The Good Laboratory is focused on the cellular and molecular mechanisms involved in the pathogenesis of a devastating intestinal disease primarily affecting premature infants called necrotizing enterocolitis (NEC). The long-term goal of the Good Lab is to understand the signaling pathways regulating the uncontrolled immune response in NEC and how these responses can be prevented through dietary modifications or targeted intestinal epithelial therapies. Her basic and translational research utilizes a bench-to-bedside approach with multiple cutting-edge techniques. In her pre-clinical studies, their team utilizes a humanized neonatal mouse model of NEC to understand the signaling pathways and immune cell responses involved in NEC development. Specifically, the laboratory interrogates ways to modulate the immune response, epithelial cell and stem cell regeneration as well as early microbial colonization during NEC. In the clinical component of her research program, Dr. Good leads a large multi-center NEC biorepository for the dedicated pursuit of molecular indicators of disease and to gain greater pathophysiologic insights during NEC in humans. Dr. Good also developed a premature infant intestine-on-a-chip model to study NEC and provide a personalized medicine approach to test new therapeutics. Her laboratory is currently funded with multiple NIH R01 grants and has previously received K08 and R03 funding as well as awards from the March of Dimes, the Gerber Foundation and the NEC Society.

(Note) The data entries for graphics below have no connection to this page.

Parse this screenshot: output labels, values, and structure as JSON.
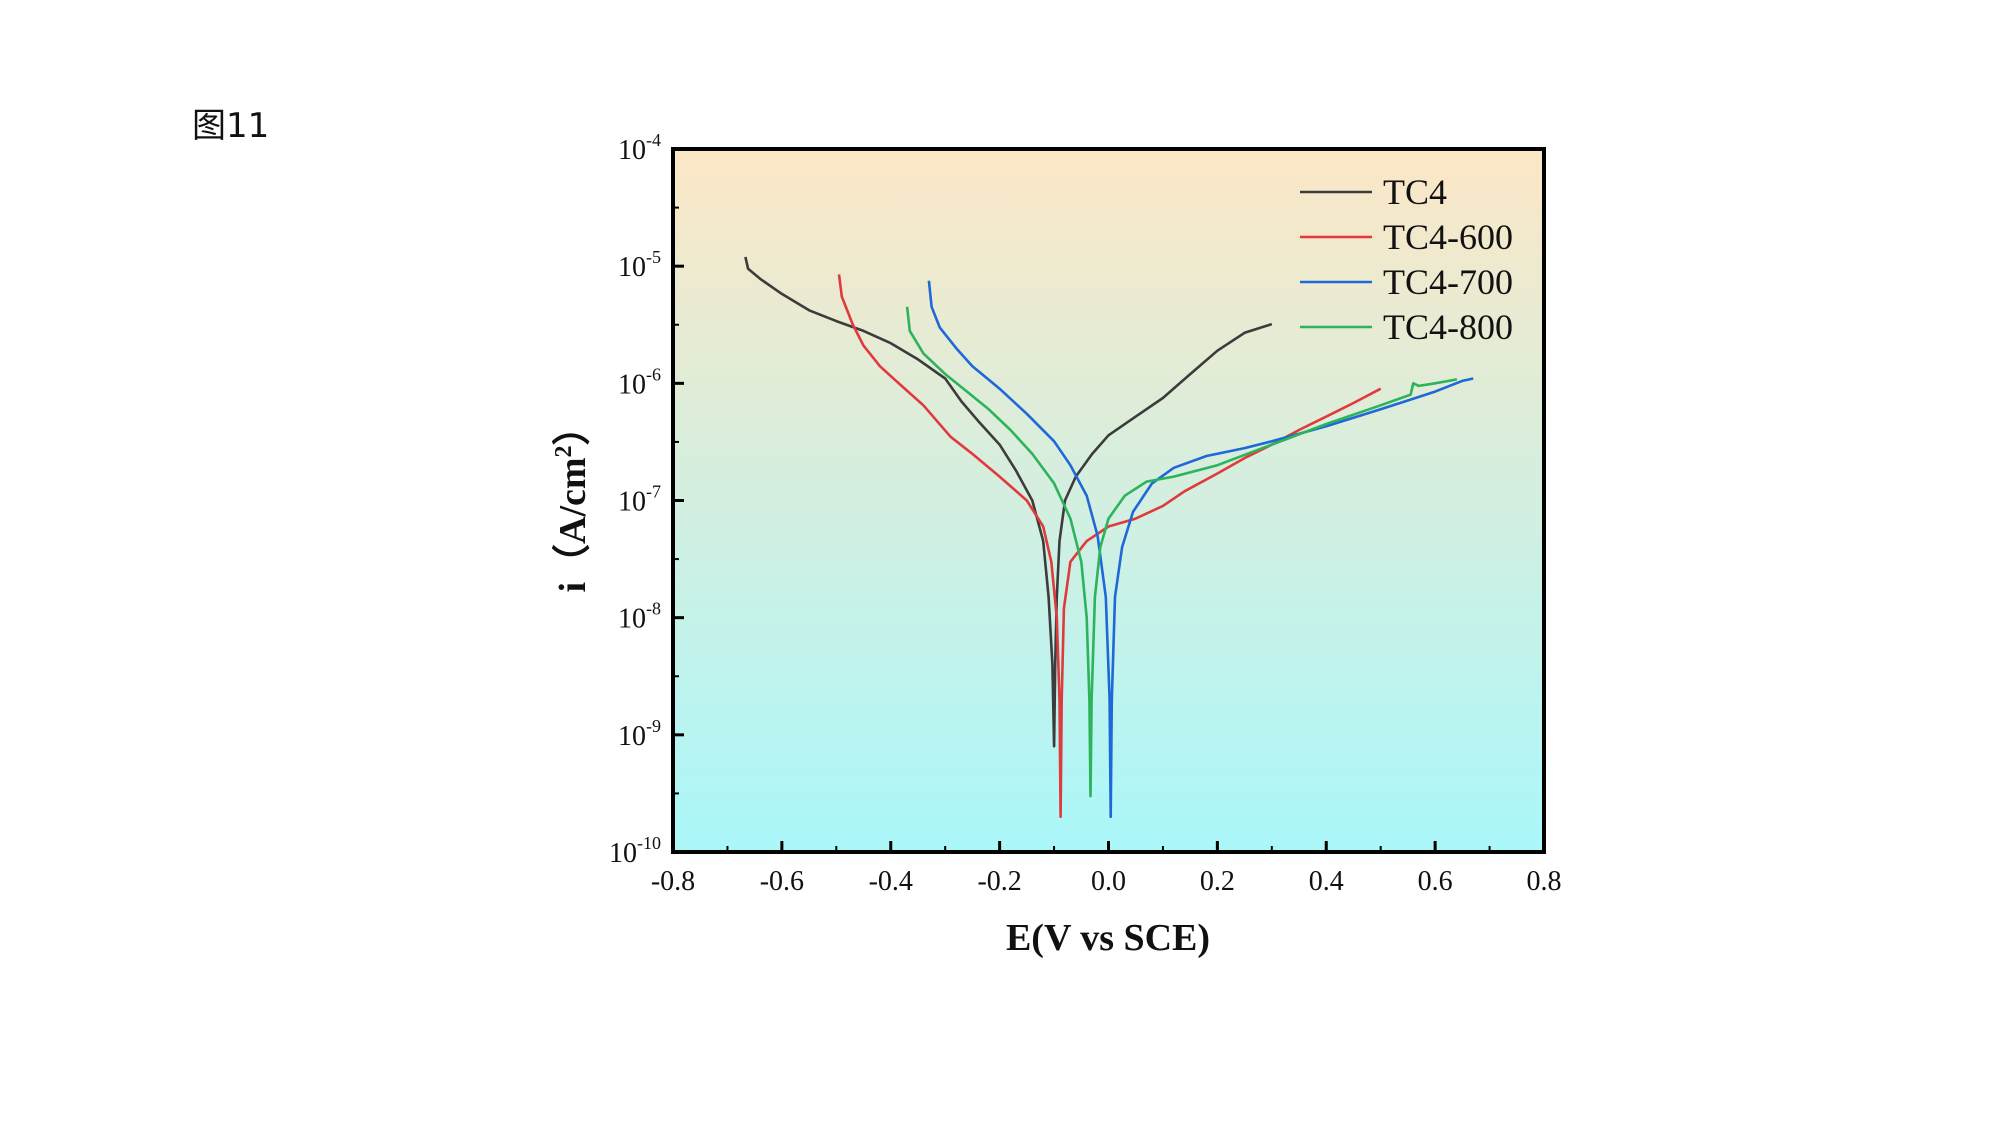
{
  "figure_label": "图11",
  "chart_data": {
    "type": "line",
    "title": "",
    "xlabel": "E(V vs SCE)",
    "ylabel_main": "i（A/cm",
    "ylabel_sup": "2",
    "ylabel_close": "）",
    "xlim": [
      -0.8,
      0.8
    ],
    "ylim_log10": [
      -10,
      -4
    ],
    "y_scale": "log",
    "x_ticks": [
      {
        "value": -0.8,
        "label": "-0.8"
      },
      {
        "value": -0.6,
        "label": "-0.6"
      },
      {
        "value": -0.4,
        "label": "-0.4"
      },
      {
        "value": -0.2,
        "label": "-0.2"
      },
      {
        "value": 0.0,
        "label": "0.0"
      },
      {
        "value": 0.2,
        "label": "0.2"
      },
      {
        "value": 0.4,
        "label": "0.4"
      },
      {
        "value": 0.6,
        "label": "0.6"
      },
      {
        "value": 0.8,
        "label": "0.8"
      }
    ],
    "y_ticks": [
      {
        "exp": -4,
        "base": "10",
        "sup": "-4"
      },
      {
        "exp": -5,
        "base": "10",
        "sup": "-5"
      },
      {
        "exp": -6,
        "base": "10",
        "sup": "-6"
      },
      {
        "exp": -7,
        "base": "10",
        "sup": "-7"
      },
      {
        "exp": -8,
        "base": "10",
        "sup": "-8"
      },
      {
        "exp": -9,
        "base": "10",
        "sup": "-9"
      },
      {
        "exp": -10,
        "base": "10",
        "sup": "-10"
      }
    ],
    "background_gradient": {
      "top": "#fce7c6",
      "bottom": "#aaf7fa"
    },
    "legend_position": "top-right",
    "grid": false,
    "series": [
      {
        "name": "TC4",
        "color": "#3c3c3c",
        "points": [
          [
            -0.667,
            1.2e-05
          ],
          [
            -0.662,
            9.5e-06
          ],
          [
            -0.64,
            7.8e-06
          ],
          [
            -0.6,
            5.8e-06
          ],
          [
            -0.55,
            4.2e-06
          ],
          [
            -0.5,
            3.4e-06
          ],
          [
            -0.45,
            2.8e-06
          ],
          [
            -0.4,
            2.2e-06
          ],
          [
            -0.35,
            1.6e-06
          ],
          [
            -0.3,
            1.1e-06
          ],
          [
            -0.27,
            7e-07
          ],
          [
            -0.24,
            4.8e-07
          ],
          [
            -0.2,
            3e-07
          ],
          [
            -0.17,
            1.8e-07
          ],
          [
            -0.14,
            1e-07
          ],
          [
            -0.12,
            4.5e-08
          ],
          [
            -0.11,
            1.5e-08
          ],
          [
            -0.103,
            4e-09
          ],
          [
            -0.1,
            8e-10
          ],
          [
            -0.098,
            4e-09
          ],
          [
            -0.095,
            1.5e-08
          ],
          [
            -0.09,
            4.5e-08
          ],
          [
            -0.08,
            1e-07
          ],
          [
            -0.06,
            1.6e-07
          ],
          [
            -0.03,
            2.5e-07
          ],
          [
            0.0,
            3.6e-07
          ],
          [
            0.05,
            5.2e-07
          ],
          [
            0.1,
            7.5e-07
          ],
          [
            0.15,
            1.2e-06
          ],
          [
            0.2,
            1.9e-06
          ],
          [
            0.25,
            2.7e-06
          ],
          [
            0.3,
            3.2e-06
          ]
        ]
      },
      {
        "name": "TC4-600",
        "color": "#e03a3c",
        "points": [
          [
            -0.495,
            8.5e-06
          ],
          [
            -0.49,
            5.5e-06
          ],
          [
            -0.47,
            3.2e-06
          ],
          [
            -0.45,
            2.1e-06
          ],
          [
            -0.42,
            1.4e-06
          ],
          [
            -0.38,
            9.5e-07
          ],
          [
            -0.34,
            6.5e-07
          ],
          [
            -0.29,
            3.5e-07
          ],
          [
            -0.25,
            2.5e-07
          ],
          [
            -0.2,
            1.6e-07
          ],
          [
            -0.15,
            1e-07
          ],
          [
            -0.12,
            6e-08
          ],
          [
            -0.105,
            3e-08
          ],
          [
            -0.095,
            1e-08
          ],
          [
            -0.09,
            2e-09
          ],
          [
            -0.088,
            2e-10
          ],
          [
            -0.086,
            2e-09
          ],
          [
            -0.082,
            1.2e-08
          ],
          [
            -0.07,
            3e-08
          ],
          [
            -0.04,
            4.5e-08
          ],
          [
            0.0,
            6e-08
          ],
          [
            0.05,
            7e-08
          ],
          [
            0.1,
            9e-08
          ],
          [
            0.14,
            1.2e-07
          ],
          [
            0.2,
            1.7e-07
          ],
          [
            0.25,
            2.3e-07
          ],
          [
            0.3,
            3e-07
          ],
          [
            0.35,
            4e-07
          ],
          [
            0.4,
            5.2e-07
          ],
          [
            0.45,
            6.8e-07
          ],
          [
            0.5,
            9e-07
          ]
        ]
      },
      {
        "name": "TC4-700",
        "color": "#1f68d8",
        "points": [
          [
            -0.33,
            7.5e-06
          ],
          [
            -0.325,
            4.5e-06
          ],
          [
            -0.31,
            3e-06
          ],
          [
            -0.28,
            2e-06
          ],
          [
            -0.25,
            1.4e-06
          ],
          [
            -0.2,
            9e-07
          ],
          [
            -0.15,
            5.5e-07
          ],
          [
            -0.1,
            3.2e-07
          ],
          [
            -0.07,
            2e-07
          ],
          [
            -0.04,
            1.1e-07
          ],
          [
            -0.02,
            5e-08
          ],
          [
            -0.005,
            1.5e-08
          ],
          [
            0.002,
            2e-09
          ],
          [
            0.004,
            2e-10
          ],
          [
            0.006,
            2e-09
          ],
          [
            0.012,
            1.5e-08
          ],
          [
            0.025,
            4e-08
          ],
          [
            0.045,
            8e-08
          ],
          [
            0.08,
            1.4e-07
          ],
          [
            0.12,
            1.9e-07
          ],
          [
            0.18,
            2.4e-07
          ],
          [
            0.25,
            2.8e-07
          ],
          [
            0.3,
            3.2e-07
          ],
          [
            0.4,
            4.3e-07
          ],
          [
            0.5,
            6e-07
          ],
          [
            0.6,
            8.5e-07
          ],
          [
            0.65,
            1.05e-06
          ],
          [
            0.67,
            1.1e-06
          ]
        ]
      },
      {
        "name": "TC4-800",
        "color": "#2db35a",
        "points": [
          [
            -0.37,
            4.5e-06
          ],
          [
            -0.365,
            2.8e-06
          ],
          [
            -0.34,
            1.8e-06
          ],
          [
            -0.3,
            1.2e-06
          ],
          [
            -0.26,
            8.5e-07
          ],
          [
            -0.22,
            6e-07
          ],
          [
            -0.18,
            4e-07
          ],
          [
            -0.14,
            2.5e-07
          ],
          [
            -0.1,
            1.4e-07
          ],
          [
            -0.07,
            7e-08
          ],
          [
            -0.05,
            3e-08
          ],
          [
            -0.04,
            1e-08
          ],
          [
            -0.035,
            2e-09
          ],
          [
            -0.033,
            3e-10
          ],
          [
            -0.031,
            2e-09
          ],
          [
            -0.025,
            1.5e-08
          ],
          [
            -0.015,
            4e-08
          ],
          [
            0.0,
            7e-08
          ],
          [
            0.03,
            1.1e-07
          ],
          [
            0.07,
            1.45e-07
          ],
          [
            0.12,
            1.6e-07
          ],
          [
            0.2,
            2e-07
          ],
          [
            0.3,
            3e-07
          ],
          [
            0.4,
            4.5e-07
          ],
          [
            0.5,
            6.5e-07
          ],
          [
            0.555,
            8e-07
          ],
          [
            0.56,
            1e-06
          ],
          [
            0.57,
            9.5e-07
          ],
          [
            0.6,
            1e-06
          ],
          [
            0.64,
            1.08e-06
          ]
        ]
      }
    ]
  }
}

Livraghi-Butrico, Alessandra
WEBSITE
EMAIL
PUBLICATIONS

PHD PROGRAM
Microbiology & Immunology

RESEARCH INTEREST
Pathogenesis & Infection, Pulmonary Research, Respiratory Physiology & Infections, Translational Medicine

The Livraghi-Butrico lab is focused on exploring the key determinants of effective airway mucus clearance in health, as well as the consequences of its derangement in muco-obstructive lung diseases. Our lab leverages the unparalleled functional integration offered by in vivo animal models to test mechanistic hypotheses and vet therapeutic options for pre-clinical development.

Rosenthal, Adam
WEBSITE
EMAIL
PUBLICATIONS

PHD PROGRAM
Microbiology & Immunology, Pathobiology & Translational Science

RESEARCH INTEREST
Bacteriology, Molecular Biology, Pathogenesis & Infection, Systems Biology

Our lab uses a systems biology approach to study phenotypic heterogeneity in bacteria. We develop tools that quantify single cell bacterial transcription. We then compare dynamic measurements during vegetative growth and infection to identify regulators of gene expression and mechanisms that bacteria use to coordinate community organization. With this data we want to understand the role of heterogeneity and noise in infectious disease.